Tuesday, September 27, 2011

Waking Up Alive in a Morgue

Everyone has different fears but one fear that is probably universal is being buried alive. The next closest thing would be finding yourself locked in a morgue refrigerator, wrapped in a plastic body bag…while you are still alive. I first read about a story like this earlier in July 2011, when an 80-year-old man awoke in a morgue refrigerator in South Africa after being sent there due to a presumed death from an asthma attack. Twenty-one hours later, when the man awoke and realized something was wrong, he began screaming and morgue workers thought that the noise was a ghost. The man was rescued after it was realized the voice came from a real person. He was then taken to a hospital and discharged in stable condition. Needless to say, the man was traumatized, had difficulty sleeping, and had nightmares.

Well, now it has happened again…this time to a woman in her 60s in Brazil, who was pronounced dead from pneumonia after suffering two strokes. In this case, the woman’s daughter came to see her mother in the morgue and gave her one final hug. When doing so, she realized her mother was still breathing. The hospital was notified but this was after the poor woman had spent two hours in a plastic bag. The patient was immediately put back on life support. The nurse who first checked her vital signs was fired.

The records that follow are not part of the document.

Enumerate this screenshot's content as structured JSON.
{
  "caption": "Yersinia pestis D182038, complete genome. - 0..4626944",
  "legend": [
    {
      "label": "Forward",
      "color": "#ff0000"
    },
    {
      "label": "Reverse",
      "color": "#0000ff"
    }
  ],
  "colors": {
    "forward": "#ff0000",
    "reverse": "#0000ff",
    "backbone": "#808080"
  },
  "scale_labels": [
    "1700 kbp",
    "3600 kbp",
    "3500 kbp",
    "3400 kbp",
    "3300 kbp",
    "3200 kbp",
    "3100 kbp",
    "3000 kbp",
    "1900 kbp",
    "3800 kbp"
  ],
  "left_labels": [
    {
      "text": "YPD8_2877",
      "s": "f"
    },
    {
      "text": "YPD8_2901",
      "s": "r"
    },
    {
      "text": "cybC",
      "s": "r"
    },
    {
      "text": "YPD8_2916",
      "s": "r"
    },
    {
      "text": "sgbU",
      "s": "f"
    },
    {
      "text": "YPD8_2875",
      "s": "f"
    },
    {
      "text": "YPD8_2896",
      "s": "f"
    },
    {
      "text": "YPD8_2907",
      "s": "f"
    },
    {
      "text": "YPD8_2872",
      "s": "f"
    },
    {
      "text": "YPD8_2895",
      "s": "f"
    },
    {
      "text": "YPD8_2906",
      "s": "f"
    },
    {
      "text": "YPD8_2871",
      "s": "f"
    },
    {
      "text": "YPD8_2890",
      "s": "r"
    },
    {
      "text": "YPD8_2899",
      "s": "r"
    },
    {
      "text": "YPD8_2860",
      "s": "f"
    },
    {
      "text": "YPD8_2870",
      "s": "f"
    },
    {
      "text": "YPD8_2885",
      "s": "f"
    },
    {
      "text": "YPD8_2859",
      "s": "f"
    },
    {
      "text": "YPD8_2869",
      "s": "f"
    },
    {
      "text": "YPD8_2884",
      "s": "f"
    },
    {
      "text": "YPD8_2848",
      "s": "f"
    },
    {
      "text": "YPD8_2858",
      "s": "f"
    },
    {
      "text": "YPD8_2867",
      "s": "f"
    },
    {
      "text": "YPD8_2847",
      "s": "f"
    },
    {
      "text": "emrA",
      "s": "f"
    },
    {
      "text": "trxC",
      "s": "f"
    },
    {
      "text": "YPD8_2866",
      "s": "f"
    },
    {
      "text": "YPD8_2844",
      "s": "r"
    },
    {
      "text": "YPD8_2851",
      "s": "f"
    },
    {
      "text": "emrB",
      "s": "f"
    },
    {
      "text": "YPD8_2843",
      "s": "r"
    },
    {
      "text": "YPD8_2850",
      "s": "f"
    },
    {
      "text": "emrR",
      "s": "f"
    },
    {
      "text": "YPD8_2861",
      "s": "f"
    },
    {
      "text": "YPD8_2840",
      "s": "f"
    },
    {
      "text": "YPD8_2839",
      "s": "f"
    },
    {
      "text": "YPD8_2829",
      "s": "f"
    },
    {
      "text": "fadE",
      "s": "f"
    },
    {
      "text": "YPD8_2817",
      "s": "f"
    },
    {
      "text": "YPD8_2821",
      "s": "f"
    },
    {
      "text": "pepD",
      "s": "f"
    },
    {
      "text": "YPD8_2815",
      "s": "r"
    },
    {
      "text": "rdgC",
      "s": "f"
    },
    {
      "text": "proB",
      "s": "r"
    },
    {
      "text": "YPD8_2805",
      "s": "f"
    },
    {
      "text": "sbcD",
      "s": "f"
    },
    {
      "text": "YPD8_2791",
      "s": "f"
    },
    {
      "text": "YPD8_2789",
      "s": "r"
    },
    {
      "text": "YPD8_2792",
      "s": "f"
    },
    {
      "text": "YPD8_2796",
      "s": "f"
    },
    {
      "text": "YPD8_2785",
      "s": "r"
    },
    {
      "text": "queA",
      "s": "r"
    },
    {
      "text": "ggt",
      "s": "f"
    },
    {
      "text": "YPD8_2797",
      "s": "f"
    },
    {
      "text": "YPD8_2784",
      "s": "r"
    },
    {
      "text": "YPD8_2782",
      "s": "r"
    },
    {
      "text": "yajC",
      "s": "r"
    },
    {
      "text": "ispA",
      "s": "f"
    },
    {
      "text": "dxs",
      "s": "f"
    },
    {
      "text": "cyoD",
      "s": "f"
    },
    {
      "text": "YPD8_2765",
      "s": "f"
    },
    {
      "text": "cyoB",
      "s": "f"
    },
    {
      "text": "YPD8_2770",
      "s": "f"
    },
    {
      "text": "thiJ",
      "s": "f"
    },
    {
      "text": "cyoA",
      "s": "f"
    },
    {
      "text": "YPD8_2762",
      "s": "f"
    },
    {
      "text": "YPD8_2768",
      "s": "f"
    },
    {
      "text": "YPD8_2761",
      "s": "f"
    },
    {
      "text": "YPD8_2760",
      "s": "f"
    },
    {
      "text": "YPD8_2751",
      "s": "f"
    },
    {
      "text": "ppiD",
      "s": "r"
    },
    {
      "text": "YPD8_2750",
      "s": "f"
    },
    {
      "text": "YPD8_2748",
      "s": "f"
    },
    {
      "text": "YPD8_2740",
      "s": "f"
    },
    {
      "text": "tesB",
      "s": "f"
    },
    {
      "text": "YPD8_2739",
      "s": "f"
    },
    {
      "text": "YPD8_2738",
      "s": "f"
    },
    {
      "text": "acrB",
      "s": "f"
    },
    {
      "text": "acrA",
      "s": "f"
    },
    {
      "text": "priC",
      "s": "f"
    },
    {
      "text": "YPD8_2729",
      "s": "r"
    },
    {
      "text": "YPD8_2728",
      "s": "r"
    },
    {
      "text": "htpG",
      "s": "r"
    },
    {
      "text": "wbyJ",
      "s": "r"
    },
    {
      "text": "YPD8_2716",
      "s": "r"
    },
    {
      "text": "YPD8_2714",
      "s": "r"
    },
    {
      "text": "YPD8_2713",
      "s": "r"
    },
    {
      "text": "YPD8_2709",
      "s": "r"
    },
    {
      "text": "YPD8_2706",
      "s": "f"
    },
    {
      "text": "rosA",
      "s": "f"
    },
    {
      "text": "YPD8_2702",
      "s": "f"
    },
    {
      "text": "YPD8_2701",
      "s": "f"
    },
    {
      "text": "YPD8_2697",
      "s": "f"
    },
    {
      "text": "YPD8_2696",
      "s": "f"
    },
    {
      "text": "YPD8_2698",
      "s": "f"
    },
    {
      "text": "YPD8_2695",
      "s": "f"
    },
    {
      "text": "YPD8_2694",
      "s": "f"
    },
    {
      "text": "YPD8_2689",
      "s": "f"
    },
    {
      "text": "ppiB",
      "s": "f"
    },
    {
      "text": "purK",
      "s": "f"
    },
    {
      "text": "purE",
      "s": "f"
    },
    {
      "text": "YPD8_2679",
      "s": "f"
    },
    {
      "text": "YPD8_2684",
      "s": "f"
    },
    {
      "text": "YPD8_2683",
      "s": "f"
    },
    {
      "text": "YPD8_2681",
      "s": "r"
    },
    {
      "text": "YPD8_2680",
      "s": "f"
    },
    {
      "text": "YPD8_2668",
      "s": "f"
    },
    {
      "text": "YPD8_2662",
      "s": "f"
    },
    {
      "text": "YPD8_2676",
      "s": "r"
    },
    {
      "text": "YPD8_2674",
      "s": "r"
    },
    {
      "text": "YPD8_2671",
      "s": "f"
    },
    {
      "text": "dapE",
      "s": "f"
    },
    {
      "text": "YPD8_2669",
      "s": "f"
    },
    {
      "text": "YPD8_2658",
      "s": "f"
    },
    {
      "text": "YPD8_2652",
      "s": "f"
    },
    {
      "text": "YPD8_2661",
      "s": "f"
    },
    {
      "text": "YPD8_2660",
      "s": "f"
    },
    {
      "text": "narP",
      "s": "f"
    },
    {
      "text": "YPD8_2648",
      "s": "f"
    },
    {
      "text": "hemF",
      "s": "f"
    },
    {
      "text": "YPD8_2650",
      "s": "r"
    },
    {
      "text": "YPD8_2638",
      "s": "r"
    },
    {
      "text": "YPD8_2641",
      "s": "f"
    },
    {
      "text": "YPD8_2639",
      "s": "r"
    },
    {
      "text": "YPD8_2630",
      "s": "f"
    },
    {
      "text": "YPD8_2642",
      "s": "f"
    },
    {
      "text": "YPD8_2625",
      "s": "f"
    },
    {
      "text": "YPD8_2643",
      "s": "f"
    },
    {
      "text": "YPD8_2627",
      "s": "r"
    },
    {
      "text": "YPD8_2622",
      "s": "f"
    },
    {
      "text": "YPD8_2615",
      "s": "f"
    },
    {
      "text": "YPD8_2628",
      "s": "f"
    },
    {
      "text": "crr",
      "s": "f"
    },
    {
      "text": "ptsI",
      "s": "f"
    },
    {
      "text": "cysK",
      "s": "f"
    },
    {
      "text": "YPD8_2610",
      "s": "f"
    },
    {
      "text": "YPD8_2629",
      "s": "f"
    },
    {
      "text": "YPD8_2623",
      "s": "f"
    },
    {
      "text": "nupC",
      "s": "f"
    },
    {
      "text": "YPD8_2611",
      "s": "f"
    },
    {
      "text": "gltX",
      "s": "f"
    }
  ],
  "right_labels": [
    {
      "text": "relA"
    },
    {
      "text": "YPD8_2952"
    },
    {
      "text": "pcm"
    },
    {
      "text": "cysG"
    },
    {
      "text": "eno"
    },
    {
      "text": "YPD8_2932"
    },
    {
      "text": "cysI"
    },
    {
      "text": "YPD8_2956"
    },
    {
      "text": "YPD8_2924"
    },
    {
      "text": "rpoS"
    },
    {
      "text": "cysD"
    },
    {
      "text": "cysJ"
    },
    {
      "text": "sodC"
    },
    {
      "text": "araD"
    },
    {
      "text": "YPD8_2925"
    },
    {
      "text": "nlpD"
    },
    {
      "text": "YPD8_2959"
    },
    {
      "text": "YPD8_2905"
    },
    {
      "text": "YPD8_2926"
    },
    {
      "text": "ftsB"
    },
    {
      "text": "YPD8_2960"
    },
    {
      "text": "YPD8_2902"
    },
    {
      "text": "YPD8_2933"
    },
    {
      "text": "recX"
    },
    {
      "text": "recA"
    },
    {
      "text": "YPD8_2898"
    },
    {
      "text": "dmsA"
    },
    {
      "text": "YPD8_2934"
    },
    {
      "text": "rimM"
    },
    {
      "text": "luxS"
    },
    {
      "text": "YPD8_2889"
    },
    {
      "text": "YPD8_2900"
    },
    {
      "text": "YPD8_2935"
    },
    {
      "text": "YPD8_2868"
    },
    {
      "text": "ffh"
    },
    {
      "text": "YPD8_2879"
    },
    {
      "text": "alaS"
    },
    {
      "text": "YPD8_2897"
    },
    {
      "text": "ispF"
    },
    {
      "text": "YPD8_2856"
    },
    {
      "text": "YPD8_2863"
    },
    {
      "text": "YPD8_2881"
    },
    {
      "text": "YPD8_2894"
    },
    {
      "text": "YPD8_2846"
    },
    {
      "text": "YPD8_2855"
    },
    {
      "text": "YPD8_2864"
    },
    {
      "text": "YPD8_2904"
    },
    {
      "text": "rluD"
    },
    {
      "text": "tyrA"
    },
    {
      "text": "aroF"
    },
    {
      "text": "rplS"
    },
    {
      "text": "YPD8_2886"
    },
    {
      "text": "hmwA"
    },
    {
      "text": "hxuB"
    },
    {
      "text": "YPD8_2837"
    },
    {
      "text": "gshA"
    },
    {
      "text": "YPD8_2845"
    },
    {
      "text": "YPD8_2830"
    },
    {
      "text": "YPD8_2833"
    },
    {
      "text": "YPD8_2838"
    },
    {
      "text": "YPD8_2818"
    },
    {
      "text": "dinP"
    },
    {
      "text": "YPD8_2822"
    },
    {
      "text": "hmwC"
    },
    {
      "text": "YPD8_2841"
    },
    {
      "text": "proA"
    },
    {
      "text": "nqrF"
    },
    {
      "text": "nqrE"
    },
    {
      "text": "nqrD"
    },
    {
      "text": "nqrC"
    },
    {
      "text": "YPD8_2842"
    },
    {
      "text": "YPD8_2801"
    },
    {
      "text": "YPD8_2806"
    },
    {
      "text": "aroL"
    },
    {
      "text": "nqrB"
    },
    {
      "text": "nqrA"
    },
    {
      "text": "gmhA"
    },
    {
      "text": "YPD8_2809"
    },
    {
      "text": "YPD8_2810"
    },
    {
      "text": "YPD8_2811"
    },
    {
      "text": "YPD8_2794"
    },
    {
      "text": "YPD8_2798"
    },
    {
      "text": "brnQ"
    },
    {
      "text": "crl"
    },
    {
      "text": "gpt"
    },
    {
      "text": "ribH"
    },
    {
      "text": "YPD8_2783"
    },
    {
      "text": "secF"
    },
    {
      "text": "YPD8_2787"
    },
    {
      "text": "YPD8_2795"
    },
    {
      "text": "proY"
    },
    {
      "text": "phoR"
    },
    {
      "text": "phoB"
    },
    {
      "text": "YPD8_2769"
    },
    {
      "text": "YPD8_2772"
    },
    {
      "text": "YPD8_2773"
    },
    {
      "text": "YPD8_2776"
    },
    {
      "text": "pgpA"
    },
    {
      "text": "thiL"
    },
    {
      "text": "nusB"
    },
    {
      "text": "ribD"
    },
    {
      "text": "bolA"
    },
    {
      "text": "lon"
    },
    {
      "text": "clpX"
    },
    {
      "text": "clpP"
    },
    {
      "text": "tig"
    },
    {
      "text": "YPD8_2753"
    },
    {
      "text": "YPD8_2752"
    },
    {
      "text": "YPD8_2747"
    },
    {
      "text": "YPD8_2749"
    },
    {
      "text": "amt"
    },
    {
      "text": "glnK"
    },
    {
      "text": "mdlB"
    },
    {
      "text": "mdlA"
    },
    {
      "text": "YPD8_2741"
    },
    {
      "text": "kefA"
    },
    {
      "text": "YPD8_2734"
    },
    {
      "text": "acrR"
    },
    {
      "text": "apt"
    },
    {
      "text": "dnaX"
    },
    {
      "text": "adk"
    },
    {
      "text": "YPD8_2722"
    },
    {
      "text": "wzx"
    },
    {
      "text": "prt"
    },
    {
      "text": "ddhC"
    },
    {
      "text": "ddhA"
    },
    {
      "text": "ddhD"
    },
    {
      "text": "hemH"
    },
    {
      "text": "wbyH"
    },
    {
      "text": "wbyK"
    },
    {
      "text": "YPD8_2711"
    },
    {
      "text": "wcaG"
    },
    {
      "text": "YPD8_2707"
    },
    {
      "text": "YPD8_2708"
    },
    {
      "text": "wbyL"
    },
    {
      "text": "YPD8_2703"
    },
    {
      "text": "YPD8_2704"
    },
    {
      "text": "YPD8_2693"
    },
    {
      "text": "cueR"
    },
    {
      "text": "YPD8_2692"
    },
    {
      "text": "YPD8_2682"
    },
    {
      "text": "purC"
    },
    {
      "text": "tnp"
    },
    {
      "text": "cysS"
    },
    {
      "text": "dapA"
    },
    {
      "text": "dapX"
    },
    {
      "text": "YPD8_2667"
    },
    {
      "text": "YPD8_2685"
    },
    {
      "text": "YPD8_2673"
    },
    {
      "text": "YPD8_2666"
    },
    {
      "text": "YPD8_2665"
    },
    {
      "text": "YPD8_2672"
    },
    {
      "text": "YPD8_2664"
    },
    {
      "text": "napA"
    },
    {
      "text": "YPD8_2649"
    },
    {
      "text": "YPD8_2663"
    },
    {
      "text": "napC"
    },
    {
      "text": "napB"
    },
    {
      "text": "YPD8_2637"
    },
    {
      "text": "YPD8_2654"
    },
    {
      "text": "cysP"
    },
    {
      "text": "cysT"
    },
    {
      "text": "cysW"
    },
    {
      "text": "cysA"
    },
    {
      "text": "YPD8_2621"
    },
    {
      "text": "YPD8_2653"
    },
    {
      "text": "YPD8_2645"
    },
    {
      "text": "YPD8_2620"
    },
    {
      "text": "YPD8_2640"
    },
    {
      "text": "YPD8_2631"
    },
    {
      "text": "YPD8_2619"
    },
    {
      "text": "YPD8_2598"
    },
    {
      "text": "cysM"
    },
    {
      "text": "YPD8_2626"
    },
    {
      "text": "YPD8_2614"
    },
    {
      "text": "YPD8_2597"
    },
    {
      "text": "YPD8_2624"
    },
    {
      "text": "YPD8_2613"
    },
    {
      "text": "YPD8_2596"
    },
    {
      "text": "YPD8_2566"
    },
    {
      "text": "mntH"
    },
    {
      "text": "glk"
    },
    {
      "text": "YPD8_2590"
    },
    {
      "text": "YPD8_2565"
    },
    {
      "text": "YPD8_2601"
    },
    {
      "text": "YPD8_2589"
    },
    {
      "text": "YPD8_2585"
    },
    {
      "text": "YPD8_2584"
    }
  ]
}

It is reassuring that this has not happened in the United States yet but it may just be a matter of time. My concern is that there may be too casual of an attitude towards death and that the evaluations of these patients were not done as carefully as they should be. In many cases, where people have advanced directives to keep them alive at any circumstances, there would usually be an objective way to test to see if the person was truly dead – an absence of electrical activity of the heart as measured by an electrocardiogram.

However, some people have advanced directives that they should not be resuscitated and so they may not be hooked up to such electrical tests. This often happens in nursing homes, for example. In such cases, a nurse usually checks the pulse and respiration (breathing). This should be double checked by another nurse. In hospitals, a doctor usually does this. It is very hard to imagine, if the nurse or doctor took their time doing this assessment, how a person can be declared dead when they are alive because they would be breathing and have a pulse, even if both were decreased. These issues need to be taken more seriously because what happened in these two cases should never happen anywhere.